まことに現代社会の諸状況は、"濁悪末世"そのものの具現といわなければなりません。低位で安定した社会にあって押し隠されてきた、あるいはそれが可能とおもわれてきた少数者への差別・抑圧・排除の論理が、いまや公然と国や自治体の政策に反映され、現実化されています。
こうした悪循環の罠が民衆を呪縛して、格差社会をさらに昂進させると共に、蔓延する時代閉塞の焦燥感が、逆に正義と平和への理想主義を遠景に追いやり、絶対多数の自公政権によって憲法改悪・軍事国家としての再生が着々と推し進められているのです。
翻って、平安末期から鎌倉時代にかけて、親鸞の時代もまた終末論的な末法思想が広まった時代です。法然を師と仰いで生涯にわたり、浄土往生を説く真実の教えを継承し、独自の寺院を持つことはしないで、各地につつましい念仏道場を設けて教化する形をとったため、親鸞の念仏集団は多くの民衆に浸透して隆盛したが、既成の仏教教団や浄土宗他派からの攻撃を受けてしまい、元久2年(1205年)、奈良の興福寺は九か条の過失を挙げて、朝廷に専修念仏の停止を訴えました。
そのため、建永2年(1207年)2月、後鳥羽上皇の怒りに触れ、専修念仏の停止と西意善綽房・性願房・住蓮房・安楽房遵西の4名を死罪、法然ならびに親鸞を含む7名の弟子が流罪に処せられたのです。
親鸞は越後に流罪されたのですが、そこで出会った非農業民である猟師、漁師、いし、かはら、つぶて、ワタリ、タイシといった屠沽の下類(被差別民衆)との邂逅によって、親鸞の専修念仏の思想は大きな変革を余儀なくされるわけです。
有名な『歎異抄』(唯円)にある「善人なおもて往生をとぐ、いはんや悪人おや」という悪人正機説は、絶対他力の本願とともに、親鸞思想の核心ともいえます。

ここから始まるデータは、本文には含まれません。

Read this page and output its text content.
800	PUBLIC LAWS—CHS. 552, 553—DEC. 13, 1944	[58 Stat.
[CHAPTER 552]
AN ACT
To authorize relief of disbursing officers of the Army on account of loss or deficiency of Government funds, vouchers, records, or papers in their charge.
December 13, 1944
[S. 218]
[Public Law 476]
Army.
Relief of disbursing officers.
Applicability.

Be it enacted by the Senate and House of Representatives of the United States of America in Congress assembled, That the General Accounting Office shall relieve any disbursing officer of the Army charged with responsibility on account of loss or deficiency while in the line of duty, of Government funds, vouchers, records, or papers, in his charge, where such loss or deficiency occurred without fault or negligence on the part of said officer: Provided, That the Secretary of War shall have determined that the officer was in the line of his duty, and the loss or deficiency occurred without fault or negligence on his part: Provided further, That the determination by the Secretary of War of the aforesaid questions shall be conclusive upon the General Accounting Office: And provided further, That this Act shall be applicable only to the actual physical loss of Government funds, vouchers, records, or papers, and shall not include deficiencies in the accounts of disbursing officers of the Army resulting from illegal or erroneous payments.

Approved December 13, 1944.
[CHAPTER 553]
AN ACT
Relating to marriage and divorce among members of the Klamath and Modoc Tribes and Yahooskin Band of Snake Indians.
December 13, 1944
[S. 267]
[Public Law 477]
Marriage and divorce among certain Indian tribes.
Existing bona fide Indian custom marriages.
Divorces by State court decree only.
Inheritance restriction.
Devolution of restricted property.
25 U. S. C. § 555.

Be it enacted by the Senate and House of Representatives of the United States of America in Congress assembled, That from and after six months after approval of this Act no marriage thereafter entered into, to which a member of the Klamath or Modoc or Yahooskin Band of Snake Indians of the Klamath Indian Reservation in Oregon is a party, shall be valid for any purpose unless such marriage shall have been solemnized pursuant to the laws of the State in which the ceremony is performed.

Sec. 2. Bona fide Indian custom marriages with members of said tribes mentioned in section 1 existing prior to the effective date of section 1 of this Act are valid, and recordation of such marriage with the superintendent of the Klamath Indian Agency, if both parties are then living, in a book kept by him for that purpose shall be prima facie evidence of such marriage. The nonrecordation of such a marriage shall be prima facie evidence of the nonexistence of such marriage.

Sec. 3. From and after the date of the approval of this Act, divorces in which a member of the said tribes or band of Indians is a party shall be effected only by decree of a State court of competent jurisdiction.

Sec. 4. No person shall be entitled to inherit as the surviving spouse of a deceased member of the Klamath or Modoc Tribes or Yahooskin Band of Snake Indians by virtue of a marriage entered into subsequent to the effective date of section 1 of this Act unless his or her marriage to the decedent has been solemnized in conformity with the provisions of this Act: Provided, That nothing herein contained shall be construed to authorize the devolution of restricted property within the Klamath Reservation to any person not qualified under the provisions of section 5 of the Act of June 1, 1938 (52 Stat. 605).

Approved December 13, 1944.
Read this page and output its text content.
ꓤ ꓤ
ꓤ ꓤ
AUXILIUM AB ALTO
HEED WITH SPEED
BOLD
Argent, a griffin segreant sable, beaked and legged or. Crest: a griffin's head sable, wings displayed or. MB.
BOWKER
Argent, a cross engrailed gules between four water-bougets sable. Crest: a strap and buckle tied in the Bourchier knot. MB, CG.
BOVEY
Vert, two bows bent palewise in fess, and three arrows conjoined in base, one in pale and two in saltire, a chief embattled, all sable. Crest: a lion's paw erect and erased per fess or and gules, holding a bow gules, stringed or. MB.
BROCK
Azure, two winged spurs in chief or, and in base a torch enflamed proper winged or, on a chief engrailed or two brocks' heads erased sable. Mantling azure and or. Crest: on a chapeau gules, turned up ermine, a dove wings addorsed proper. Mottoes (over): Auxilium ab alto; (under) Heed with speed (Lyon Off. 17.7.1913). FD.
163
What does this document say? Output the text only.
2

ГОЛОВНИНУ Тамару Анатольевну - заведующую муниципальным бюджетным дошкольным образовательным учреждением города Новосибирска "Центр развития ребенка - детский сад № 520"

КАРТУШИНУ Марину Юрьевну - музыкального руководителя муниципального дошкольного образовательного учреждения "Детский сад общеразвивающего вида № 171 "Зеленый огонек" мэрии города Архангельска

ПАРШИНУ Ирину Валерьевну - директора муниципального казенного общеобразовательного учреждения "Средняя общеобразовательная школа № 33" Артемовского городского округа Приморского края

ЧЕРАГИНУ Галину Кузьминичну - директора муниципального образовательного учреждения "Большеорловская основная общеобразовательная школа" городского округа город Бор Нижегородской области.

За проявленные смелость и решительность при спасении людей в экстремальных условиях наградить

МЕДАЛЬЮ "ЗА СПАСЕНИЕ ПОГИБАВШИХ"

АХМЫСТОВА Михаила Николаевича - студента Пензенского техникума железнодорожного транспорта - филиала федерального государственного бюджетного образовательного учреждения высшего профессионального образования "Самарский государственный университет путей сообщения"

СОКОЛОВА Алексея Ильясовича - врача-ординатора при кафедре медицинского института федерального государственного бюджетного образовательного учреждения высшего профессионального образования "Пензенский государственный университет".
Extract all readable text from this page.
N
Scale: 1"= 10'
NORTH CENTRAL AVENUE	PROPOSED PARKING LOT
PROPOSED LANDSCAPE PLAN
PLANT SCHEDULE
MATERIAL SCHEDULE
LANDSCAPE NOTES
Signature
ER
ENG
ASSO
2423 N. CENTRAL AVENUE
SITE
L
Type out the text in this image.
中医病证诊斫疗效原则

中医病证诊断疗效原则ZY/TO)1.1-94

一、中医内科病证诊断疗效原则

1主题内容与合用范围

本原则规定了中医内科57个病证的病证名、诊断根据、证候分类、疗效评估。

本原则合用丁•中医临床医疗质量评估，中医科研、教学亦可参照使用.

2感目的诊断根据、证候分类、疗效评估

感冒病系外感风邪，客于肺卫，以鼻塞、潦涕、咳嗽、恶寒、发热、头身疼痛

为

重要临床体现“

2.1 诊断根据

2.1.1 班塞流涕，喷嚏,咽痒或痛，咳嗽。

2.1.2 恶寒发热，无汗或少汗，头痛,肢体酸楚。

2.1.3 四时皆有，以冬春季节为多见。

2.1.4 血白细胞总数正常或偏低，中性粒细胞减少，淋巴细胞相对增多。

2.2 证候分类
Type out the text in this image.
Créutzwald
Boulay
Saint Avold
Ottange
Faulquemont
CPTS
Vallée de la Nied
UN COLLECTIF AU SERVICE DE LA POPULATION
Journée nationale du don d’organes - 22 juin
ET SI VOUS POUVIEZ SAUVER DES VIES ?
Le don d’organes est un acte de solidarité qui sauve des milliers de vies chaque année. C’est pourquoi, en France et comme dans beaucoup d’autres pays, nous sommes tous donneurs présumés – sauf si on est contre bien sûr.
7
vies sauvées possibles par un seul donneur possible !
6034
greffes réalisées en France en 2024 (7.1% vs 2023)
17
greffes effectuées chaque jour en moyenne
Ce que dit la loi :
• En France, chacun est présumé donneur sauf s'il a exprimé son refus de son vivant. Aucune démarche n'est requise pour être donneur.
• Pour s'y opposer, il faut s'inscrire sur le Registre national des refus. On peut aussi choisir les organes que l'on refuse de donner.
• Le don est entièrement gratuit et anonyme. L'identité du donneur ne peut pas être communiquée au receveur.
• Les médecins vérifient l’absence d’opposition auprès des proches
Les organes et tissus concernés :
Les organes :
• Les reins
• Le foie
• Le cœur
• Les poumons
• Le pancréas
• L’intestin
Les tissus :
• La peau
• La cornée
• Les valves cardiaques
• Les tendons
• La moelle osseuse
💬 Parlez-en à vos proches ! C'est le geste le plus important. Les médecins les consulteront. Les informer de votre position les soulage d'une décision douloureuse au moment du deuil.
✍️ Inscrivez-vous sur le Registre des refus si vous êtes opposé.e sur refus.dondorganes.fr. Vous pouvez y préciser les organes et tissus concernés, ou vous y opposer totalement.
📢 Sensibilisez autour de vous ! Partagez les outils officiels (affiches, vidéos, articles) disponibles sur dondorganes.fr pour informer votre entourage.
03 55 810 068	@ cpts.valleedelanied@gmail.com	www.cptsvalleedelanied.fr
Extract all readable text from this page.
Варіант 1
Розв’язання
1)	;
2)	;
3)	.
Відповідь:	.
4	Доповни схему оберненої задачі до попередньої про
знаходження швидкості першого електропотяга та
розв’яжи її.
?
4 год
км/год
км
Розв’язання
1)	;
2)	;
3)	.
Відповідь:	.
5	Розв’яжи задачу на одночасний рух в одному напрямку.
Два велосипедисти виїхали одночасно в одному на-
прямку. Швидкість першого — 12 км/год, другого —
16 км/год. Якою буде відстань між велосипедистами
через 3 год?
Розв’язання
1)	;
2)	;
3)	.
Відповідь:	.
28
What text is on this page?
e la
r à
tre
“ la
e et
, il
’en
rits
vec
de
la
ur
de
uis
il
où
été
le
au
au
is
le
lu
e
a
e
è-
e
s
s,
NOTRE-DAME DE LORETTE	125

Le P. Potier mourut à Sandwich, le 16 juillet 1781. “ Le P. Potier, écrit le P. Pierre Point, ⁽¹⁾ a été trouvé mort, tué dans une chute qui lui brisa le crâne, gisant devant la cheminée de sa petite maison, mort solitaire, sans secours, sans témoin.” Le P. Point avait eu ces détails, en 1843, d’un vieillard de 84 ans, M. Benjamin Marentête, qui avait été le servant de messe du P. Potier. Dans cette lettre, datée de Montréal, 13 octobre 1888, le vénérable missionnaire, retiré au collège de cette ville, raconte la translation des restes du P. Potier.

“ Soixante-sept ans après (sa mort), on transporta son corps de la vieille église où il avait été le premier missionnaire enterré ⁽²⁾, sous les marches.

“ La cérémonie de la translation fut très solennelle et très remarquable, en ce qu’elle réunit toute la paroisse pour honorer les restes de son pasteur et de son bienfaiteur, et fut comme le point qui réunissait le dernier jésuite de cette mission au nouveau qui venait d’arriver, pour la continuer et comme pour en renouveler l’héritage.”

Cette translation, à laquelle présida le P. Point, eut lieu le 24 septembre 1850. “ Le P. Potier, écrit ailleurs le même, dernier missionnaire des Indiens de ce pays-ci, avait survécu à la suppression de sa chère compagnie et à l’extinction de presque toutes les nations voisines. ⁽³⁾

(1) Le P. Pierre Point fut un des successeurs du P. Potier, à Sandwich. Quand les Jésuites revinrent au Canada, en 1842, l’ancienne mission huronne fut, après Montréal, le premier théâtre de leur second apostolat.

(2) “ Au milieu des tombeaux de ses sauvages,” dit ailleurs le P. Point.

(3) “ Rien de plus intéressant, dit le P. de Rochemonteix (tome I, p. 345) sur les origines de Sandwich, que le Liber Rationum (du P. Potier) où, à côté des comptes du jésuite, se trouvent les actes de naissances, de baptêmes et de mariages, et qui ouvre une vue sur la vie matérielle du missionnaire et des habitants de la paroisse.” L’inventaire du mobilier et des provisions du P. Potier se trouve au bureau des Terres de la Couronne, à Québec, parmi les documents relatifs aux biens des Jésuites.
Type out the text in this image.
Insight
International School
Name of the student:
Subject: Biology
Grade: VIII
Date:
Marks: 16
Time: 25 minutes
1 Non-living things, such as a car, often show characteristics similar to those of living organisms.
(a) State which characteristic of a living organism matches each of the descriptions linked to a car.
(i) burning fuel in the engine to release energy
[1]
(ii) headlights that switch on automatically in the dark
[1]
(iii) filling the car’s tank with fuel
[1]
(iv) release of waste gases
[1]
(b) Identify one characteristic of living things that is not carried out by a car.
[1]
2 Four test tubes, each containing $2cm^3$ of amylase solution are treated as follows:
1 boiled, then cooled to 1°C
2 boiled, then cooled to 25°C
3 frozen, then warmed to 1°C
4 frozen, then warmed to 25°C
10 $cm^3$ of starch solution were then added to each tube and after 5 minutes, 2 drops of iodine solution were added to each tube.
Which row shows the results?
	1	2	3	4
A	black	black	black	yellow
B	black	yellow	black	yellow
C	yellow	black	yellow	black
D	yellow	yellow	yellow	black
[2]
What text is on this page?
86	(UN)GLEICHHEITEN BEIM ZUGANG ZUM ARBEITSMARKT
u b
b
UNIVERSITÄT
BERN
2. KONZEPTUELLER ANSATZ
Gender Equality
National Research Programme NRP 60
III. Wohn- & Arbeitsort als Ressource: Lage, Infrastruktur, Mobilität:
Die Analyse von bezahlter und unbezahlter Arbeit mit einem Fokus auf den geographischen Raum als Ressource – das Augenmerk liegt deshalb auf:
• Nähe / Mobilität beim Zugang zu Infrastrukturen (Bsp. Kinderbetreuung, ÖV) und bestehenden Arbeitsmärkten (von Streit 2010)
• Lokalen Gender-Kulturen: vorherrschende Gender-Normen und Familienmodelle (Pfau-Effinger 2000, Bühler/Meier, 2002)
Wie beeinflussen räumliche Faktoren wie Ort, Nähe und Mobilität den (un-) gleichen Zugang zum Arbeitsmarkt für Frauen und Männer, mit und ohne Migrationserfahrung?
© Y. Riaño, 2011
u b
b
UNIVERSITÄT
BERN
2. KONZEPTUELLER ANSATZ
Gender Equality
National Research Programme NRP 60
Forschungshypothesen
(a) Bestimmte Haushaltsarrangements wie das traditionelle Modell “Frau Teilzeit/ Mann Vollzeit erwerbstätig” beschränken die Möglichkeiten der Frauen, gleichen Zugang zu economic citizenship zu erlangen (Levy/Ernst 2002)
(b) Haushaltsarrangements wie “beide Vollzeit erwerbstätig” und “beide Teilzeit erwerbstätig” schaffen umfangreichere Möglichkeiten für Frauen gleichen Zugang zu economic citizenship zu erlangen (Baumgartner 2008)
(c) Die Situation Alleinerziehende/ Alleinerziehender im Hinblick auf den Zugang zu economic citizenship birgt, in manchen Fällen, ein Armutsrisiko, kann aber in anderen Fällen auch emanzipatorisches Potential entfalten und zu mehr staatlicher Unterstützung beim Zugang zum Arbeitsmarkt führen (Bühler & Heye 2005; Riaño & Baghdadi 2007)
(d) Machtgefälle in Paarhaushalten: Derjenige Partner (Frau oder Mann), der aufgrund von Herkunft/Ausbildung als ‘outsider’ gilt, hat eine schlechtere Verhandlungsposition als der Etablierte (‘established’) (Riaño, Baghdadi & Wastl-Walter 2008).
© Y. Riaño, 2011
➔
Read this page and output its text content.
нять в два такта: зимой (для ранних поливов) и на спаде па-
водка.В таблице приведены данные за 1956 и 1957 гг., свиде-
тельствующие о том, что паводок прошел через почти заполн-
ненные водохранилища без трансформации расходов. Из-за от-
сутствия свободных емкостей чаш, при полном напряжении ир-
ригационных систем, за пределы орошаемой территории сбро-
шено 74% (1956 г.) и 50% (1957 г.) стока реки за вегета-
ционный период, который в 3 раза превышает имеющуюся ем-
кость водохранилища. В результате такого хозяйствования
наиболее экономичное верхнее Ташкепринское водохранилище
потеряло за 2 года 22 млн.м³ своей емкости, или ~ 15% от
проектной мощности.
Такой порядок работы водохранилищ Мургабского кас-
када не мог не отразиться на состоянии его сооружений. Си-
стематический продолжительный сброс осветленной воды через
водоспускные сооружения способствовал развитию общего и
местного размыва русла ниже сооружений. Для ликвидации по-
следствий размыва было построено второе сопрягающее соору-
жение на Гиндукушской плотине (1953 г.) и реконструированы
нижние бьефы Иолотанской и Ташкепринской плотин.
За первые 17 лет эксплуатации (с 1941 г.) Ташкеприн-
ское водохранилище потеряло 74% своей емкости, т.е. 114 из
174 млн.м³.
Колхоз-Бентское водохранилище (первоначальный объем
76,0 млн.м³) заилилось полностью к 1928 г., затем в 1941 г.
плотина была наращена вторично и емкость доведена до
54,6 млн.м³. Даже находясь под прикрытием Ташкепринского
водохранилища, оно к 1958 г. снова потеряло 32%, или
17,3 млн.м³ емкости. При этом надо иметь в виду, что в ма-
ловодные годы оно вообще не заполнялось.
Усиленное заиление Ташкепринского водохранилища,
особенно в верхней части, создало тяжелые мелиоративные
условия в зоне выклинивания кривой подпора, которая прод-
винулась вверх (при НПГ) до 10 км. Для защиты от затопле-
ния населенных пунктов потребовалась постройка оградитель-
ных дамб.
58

しかし、弟子の唯円が「増悪無碍」(悪のしほうだい)を親鸞の意に反して、「悪を恐れないのは本願ぼこりなので往生が不可能であるということ自体、善悪の宿業を理解していないことである」(『歎異抄』一三章、著者の私訳)として、悪もまた宿業(前世からの業論)であるという、親鸞の教説(『教行信証』)とは真逆な解釈にもとづいて悪人正機説を理解していますが、こうした解釈は親鸞への反逆でしかなく、まさに「あさましき」愚論と言えます。
「救われない」という自覚をもったものが「救われないまま」に共に「救われる」という超絶的な論理にこそ、親鸞思想の神髄ではないのか。
親鸞が一度たりとも首肯したことのない「宿業」論こそ否定すべき対象であって、そうでなければ、親鸞思想の本質を見失ってしまうことになるのではないか。
さらに往相廻向・還相廻向の思想的転換は、死後に浄土へ往相することではなく、還相もまた死後に浄土から穢土(現実世界)へ廻向することではなく、親鸞にとっては往相・還相廻向ともに阿弥陀仏の願力による廻向であって、現世において実現されなければならないものなのです。「死んで生きかえる」のではなく、「生きて生きかえる」、まさに現実変革の核心的思想が投影されていると解釈すべきではないか。
吉本隆明『最後の親鸞』をはじめ、先行研究の成果を批判的に検証しつつ、壮大な親鸞思想の全貌を新たな解釈をとおして克明に描き出し、その核心を独自な視点から抉り出した社会学的考察です。